Rumsfeld, along with Marine Gen. Peter Pace, vice chairman of the Joint Chiefs of Staff, met with reporters at NATO headquarters here, where the alliance's defense ministers are engaged in a two-day conference.

"There's no question but that there are periodic incidents where people have been killed or wounded we know that," Rumsfeld said. "We also know that the schools are open, the hospitals are open, the clinics are open, that people are engaged in economic activity throughout the country, and that the vast majority of the country is not in conflict. It is in a relatively stable circumstance."

The secretary said a limited number of people in Iraq are determined to kill both innocent people involved with the coalition and innocent Iraqis. "Those people are also being rounded up, captured, killed, wounded and interrogated," he said.

Pace, who said he had just visited Iraq, agreed with the secretary's assessment. "You have those who are bent on preventing the Iraqi people from experiencing freedom those who look and see what tremendous progress has been made and are afraid that their 'thuggery,' their way of intimidation, is in fact being overpowered" by the coalition and the will of the Iraqi people, Pace said.

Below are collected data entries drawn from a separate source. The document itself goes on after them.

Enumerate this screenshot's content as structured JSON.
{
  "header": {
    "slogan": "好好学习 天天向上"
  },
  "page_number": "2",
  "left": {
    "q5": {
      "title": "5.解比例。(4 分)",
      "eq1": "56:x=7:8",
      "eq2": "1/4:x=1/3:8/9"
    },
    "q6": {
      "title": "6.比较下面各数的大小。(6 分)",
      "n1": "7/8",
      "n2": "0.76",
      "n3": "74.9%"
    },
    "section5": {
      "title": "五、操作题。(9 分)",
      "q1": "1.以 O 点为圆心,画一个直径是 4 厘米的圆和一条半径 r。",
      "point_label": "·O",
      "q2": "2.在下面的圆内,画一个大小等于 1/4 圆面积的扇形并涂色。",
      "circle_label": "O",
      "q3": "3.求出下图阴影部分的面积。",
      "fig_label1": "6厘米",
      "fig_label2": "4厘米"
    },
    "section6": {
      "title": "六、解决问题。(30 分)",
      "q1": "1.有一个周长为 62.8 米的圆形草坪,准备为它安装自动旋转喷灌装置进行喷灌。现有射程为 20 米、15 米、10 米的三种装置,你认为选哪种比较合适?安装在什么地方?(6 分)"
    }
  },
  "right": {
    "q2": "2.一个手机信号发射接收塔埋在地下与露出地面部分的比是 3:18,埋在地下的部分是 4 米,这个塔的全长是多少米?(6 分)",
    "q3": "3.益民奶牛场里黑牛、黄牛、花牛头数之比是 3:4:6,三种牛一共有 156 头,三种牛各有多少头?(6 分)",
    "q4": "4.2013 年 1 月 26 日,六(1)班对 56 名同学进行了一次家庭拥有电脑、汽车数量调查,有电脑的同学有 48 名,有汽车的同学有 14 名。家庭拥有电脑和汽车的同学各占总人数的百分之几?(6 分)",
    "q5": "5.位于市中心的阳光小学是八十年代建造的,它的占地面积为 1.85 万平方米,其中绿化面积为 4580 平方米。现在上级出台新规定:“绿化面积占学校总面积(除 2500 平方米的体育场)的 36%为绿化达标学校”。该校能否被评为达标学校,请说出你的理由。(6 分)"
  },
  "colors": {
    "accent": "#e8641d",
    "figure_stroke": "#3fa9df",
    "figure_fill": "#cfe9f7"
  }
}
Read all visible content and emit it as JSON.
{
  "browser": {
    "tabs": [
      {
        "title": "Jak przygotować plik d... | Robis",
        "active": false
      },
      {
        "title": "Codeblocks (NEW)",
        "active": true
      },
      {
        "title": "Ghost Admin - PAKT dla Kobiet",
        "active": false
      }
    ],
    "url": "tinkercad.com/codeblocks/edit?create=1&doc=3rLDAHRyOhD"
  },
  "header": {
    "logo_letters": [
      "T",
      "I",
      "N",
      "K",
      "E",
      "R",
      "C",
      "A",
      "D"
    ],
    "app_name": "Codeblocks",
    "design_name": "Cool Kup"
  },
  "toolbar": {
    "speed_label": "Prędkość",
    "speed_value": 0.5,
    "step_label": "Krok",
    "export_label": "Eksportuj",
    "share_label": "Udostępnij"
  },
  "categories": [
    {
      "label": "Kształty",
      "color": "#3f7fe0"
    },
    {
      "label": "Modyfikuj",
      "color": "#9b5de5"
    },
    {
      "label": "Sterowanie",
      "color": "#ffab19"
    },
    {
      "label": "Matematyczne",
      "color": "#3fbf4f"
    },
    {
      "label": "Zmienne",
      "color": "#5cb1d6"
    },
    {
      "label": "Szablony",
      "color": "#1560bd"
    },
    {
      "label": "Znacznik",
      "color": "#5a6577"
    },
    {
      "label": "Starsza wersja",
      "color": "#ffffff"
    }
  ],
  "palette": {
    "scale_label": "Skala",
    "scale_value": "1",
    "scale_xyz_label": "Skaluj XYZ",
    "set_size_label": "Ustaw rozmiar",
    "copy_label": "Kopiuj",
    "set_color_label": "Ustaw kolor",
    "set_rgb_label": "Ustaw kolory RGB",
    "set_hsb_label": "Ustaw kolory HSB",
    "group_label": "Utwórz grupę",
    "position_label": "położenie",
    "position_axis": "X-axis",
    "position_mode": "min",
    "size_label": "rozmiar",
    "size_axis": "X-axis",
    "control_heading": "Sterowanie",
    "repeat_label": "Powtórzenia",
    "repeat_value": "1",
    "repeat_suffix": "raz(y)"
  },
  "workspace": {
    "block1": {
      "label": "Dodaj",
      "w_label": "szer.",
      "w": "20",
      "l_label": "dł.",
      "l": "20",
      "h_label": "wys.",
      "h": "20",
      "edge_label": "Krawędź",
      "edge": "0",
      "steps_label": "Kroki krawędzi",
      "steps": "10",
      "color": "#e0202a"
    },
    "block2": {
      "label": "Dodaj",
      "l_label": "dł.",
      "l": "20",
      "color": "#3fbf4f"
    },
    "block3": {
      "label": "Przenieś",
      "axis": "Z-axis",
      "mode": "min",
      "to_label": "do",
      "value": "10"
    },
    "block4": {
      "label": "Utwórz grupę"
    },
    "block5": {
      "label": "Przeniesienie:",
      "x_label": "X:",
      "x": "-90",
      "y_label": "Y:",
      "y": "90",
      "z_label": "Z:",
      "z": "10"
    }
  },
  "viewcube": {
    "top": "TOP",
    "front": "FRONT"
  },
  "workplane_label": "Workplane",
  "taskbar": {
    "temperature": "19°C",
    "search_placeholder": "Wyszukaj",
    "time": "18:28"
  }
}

The vice chairman said it's hard to tell on the basis of one attack whether the Dec. 1 firefight in Samarra, Iraq, that left dozens of insurgents dead means they've changed their tactics or have access to coordinated intelligence. "The fact is that in this particular case, about 50 or so of the enemy did collect together for whatever reason they thought was appropriate," he said. "They attacked, and they were killed. So I think it would be instructive to them for future analysis when they're thinking about what they're going to do next."